I had previously penned down two popular snippets regarding deleting duplicate rows and counting duplicate rows. Today, we will examine another very quick code snippet where we will delete duplicate rows using CTE and ROW_NUMBER() feature of SQL Server 2005 and SQL Server 2008.
This method is improved over the earlier method as it not only uses CTE and ROW_NUMBER, but also demonstrates the power of CTE with DELETE statement. We will have a comprehensive discussion about it later in this article. For now, let us first create a sample table from which we will delete records.
/*Create Table with 7 entries - 3 are duplicate entries */ CREATE TABLE DuplicateRcordTable (Col1 INT, Col2 INT) INSERT INTO DuplicateRcordTable SELECT 1, 1 UNION ALL SELECT 1, 1 --duplicate UNION ALL SELECT 1, 1 --duplicate UNION ALL SELECT 1, 2 UNION ALL SELECT 1, 2 --duplicate UNION ALL SELECT 1, 3 UNION ALL SELECT 1, 4 GO
The above table has total 7 records, out of which 3 are duplicate records.
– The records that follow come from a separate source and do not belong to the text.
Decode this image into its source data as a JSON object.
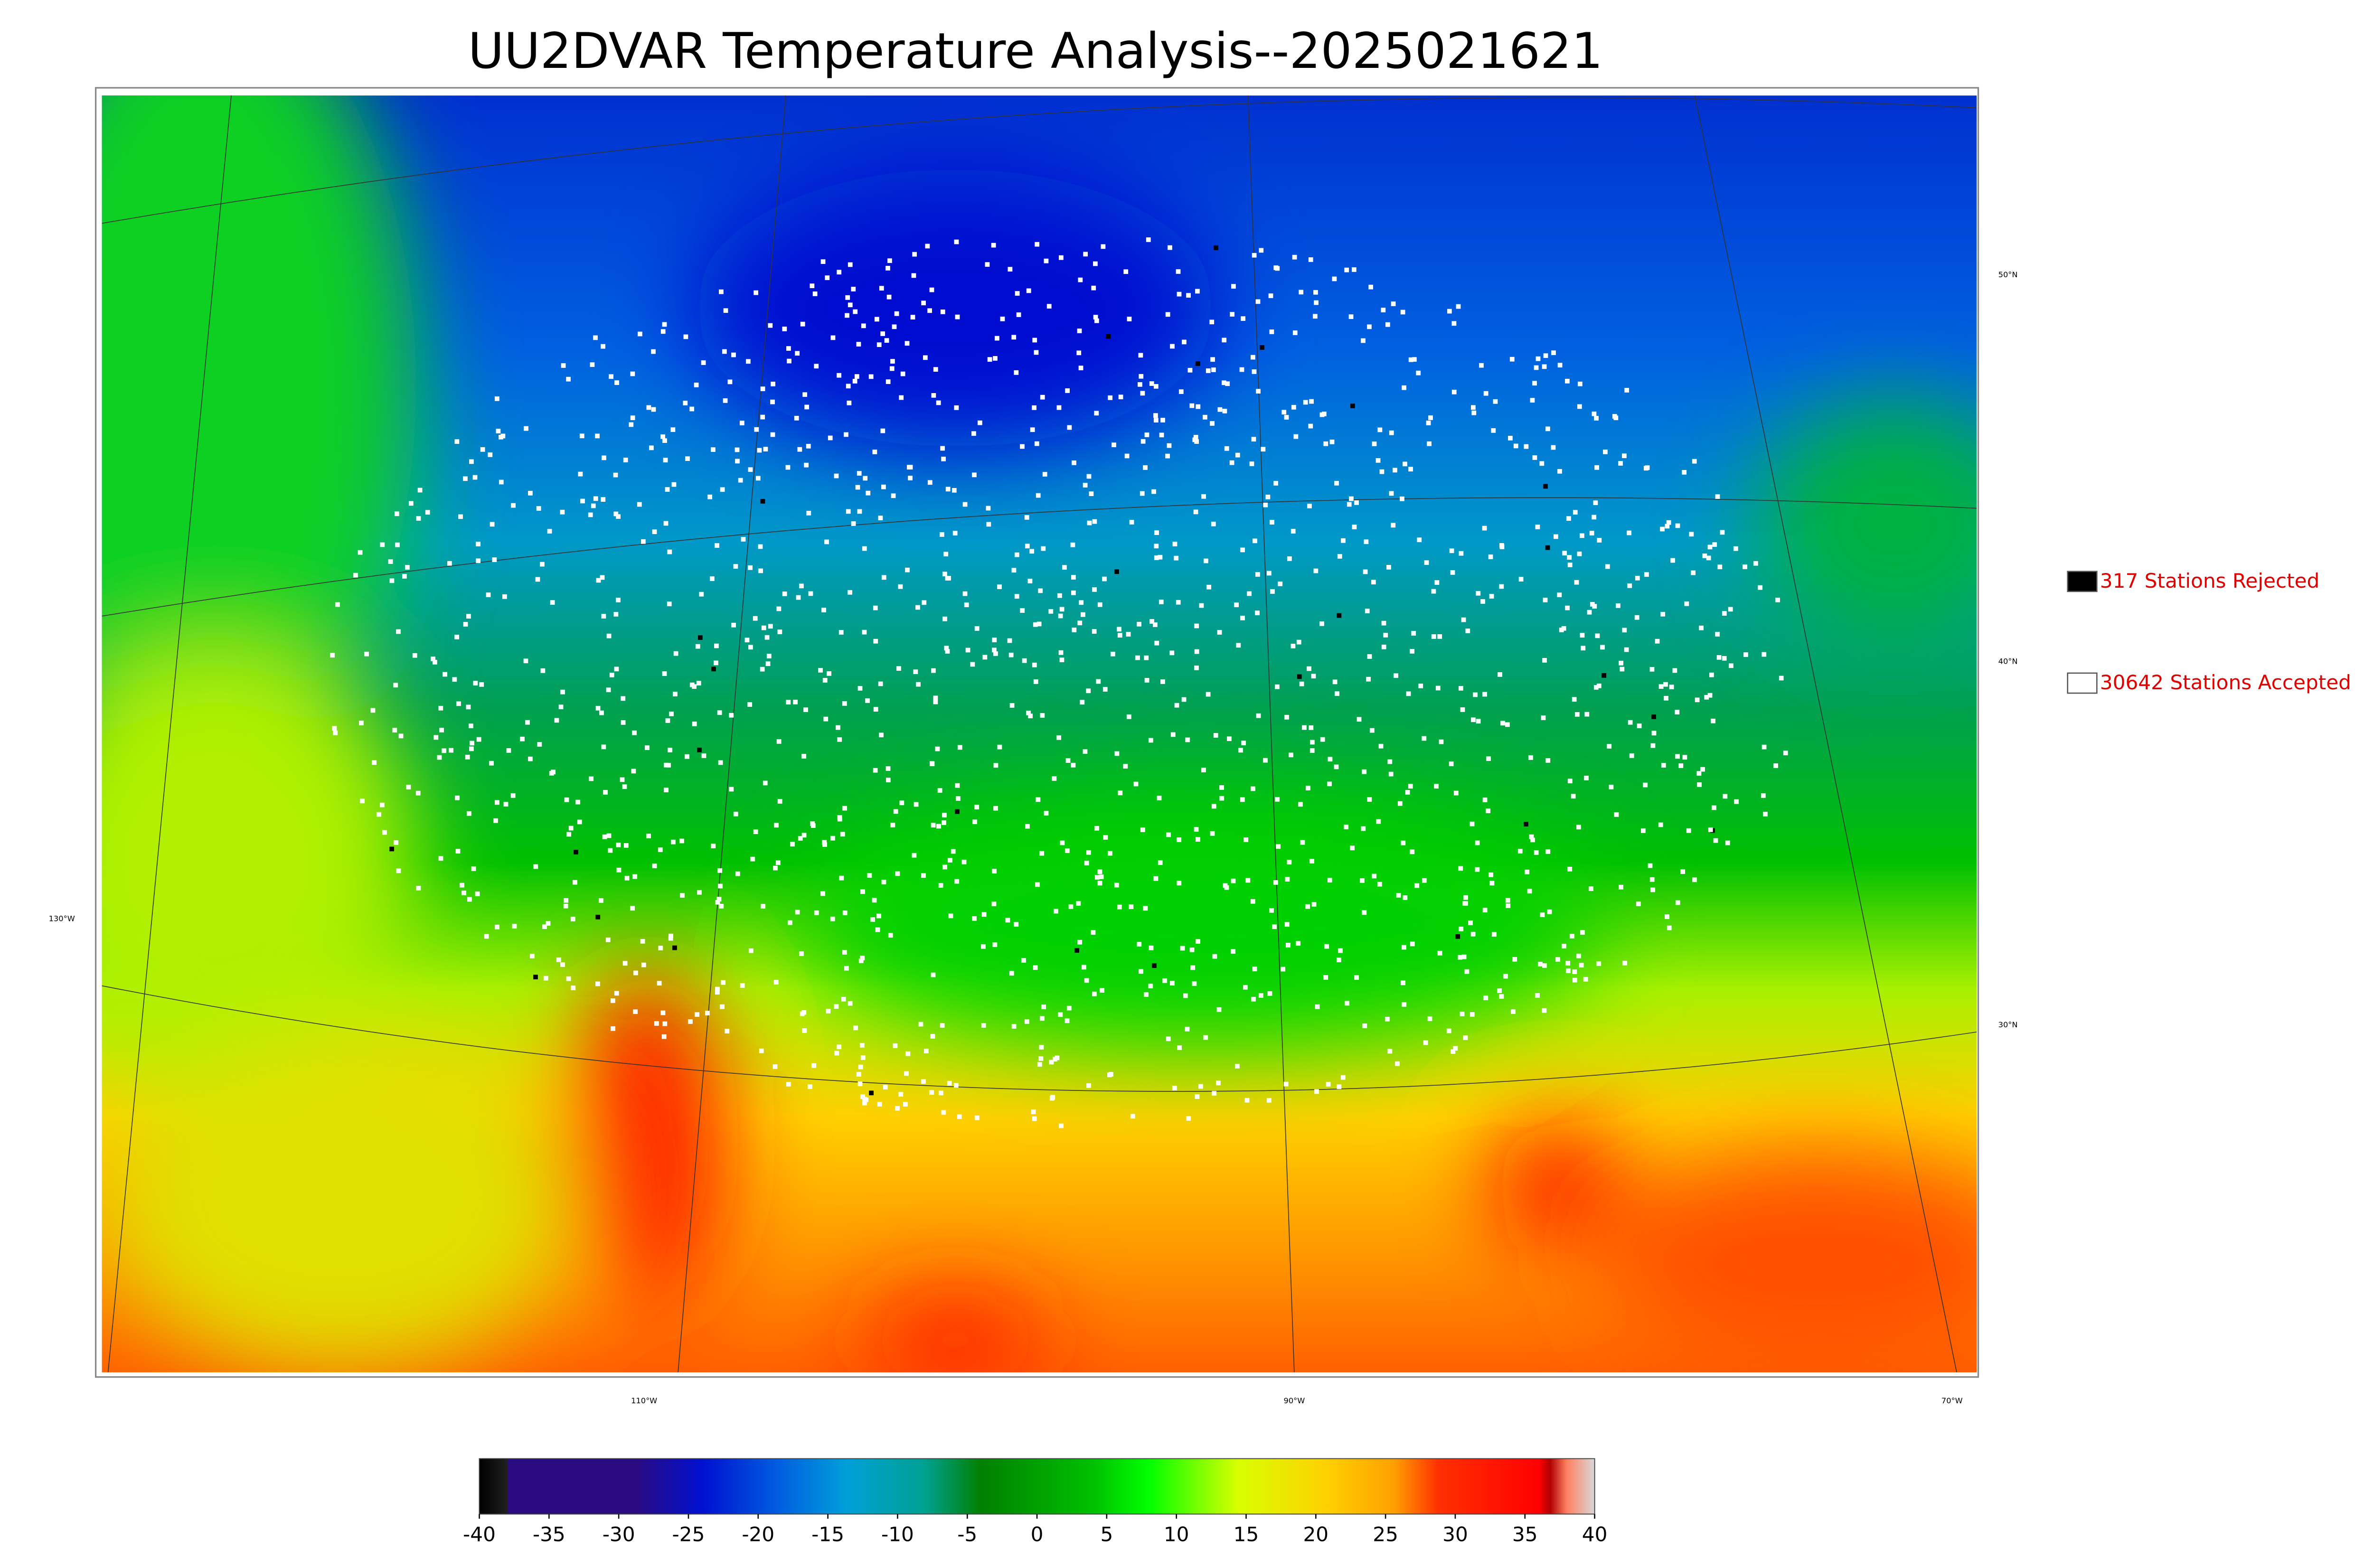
{
  "title": "UU2DVAR Temperature Analysis--2025021621",
  "legend": [
    {
      "label": "317 Stations Rejected",
      "color": "#000000"
    },
    {
      "label": "30642 Stations Accepted",
      "color": "#ffffff"
    }
  ],
  "colorbar": {
    "lim": [
      -40,
      40
    ],
    "ticks": [
      -40,
      -35,
      -30,
      -25,
      -20,
      -15,
      -10,
      -5,
      0,
      5,
      10,
      15,
      20,
      25,
      30,
      35,
      40
    ]
  },
  "lat_labels": [
    "50°N",
    "40°N",
    "30°N"
  ],
  "lon_labels": [
    "130°W",
    "110°W",
    "90°W",
    "70°W"
  ]
}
Once the duplicates are removed we will have only 4 records left.
/* It should give you 7 rows */ SELECT * FROM DuplicateRcordTable GO
The most interesting part of this is yet to come. We will use CTE that will re-generate the same table with additional column, which is row number. In our case, we have Col1 and Col2 and both the columns qualify as duplicate rows. It may be a different set of rows for each different query like this. Another point to note here is that once CTE is created DELETE statement can be run on it. We will put a condition here – when we receive more than one rows of record, we will remove the row which is not the first one. When DELETE command is executed over CTE it in fact deletes from the base table used in CTE.
/* Delete Duplicate records */ WITH CTE (COl1,Col2, DuplicateCount) AS ( SELECT COl1,Col2, ROW_NUMBER() OVER(PARTITION BY COl1,Col2 ORDER BY Col1) AS DuplicateCount FROM DuplicateRcordTable ) DELETE FROM CTE WHERE DuplicateCount > 1 GO
It is apparent that after delete command has been run, we will have only 4 records, which is almost the same result which we would have got with DISTINCT, with this resultset. If we had more than 2 columns and we had to run unique on only two columns, our distinct might have not worked here . In this case, we would have to use above the mentioned method.
/* It should give you Distinct 4 records */ SELECT * FROM DuplicateRcordTable GO
This method is a breeze and we can use this for SQL Server version 2005 and the later versions.
Watch the view to see the above concept in action:
Reference : Pinal Dave (https://blog.sqlauthority.com)
NIce post.. helped me a lot…
Hello Pinal Sir ,
I am little bit confuse in one thing that if we have thousands of records in a table then how can we find the duplicate records and delete it by CTE. In your example , u mention only 7 rows data…Please guide
This works great!!! In order to keep the records where that were changed most recently, I changed the order by so that the most recently changed row was the first row – order by lastname, firstname, changedate desc.
As always I appreciate your blogs!
I usually select duplicate rows by the other way:
order by x,x
GRACIAS ME AHORRASTE UN TEDIOSO TRABAJO!!!.EXCELENTE APORTE.
i used this valuable query but its throw an error like “semi colon missing in previous line of query”. if i put semi colon, is there any problem that terminate the stored procedure. after this i using some queries whether it will execute or not ?
Awesome and neat way to do it than putting in a staging table.
very clear demonstration, easy to understand.
Thanks Pinal Dave.
Worked Beautifully!!! Thanks Pinal Dave!
It worked !! thanks a lot
Great!!! Thanks a lot!!!
Great technique. Thanks for the informative post.
thanks Aashika. I am glad you liked it.
I have below script and want to delete duplicated but when i run the query then i got an error msg like
”Msg 4405, Level 16, State 1, Line 2
View or function ’employeeDetails’ is not updatable because the modification affects multiple base tables.”
(select ROW_NUMBER()over(PARTITIOn by a.employeeID order by c.PayFrequency)SNO, a.EmployeeID,a.Title,b.FirstName,b.LastName,b.Phone,c.PayFrequency from HumanResources.Employee a inner join Person.Contact b on a.ContactID=b.ContactID
inner join HumanResources.EmployeePayHistory c on a.EmployeeID=c.EmployeeID)
delete from employeeDetails where sno>1
perfect trick, thank you so much… u’ve help me….
Thank Very much this query helped me lot
Thanks Dinesh. I am glad that this helped you.
Hi, Pinal, is this applicable/advisable to use in a million records/rows?
Will it affect the performance?
deleting rows in cte, but how does it deletes rows from original table – what is the inner algorithm behind it. I checked many blogs but no answer is satisfactory yet.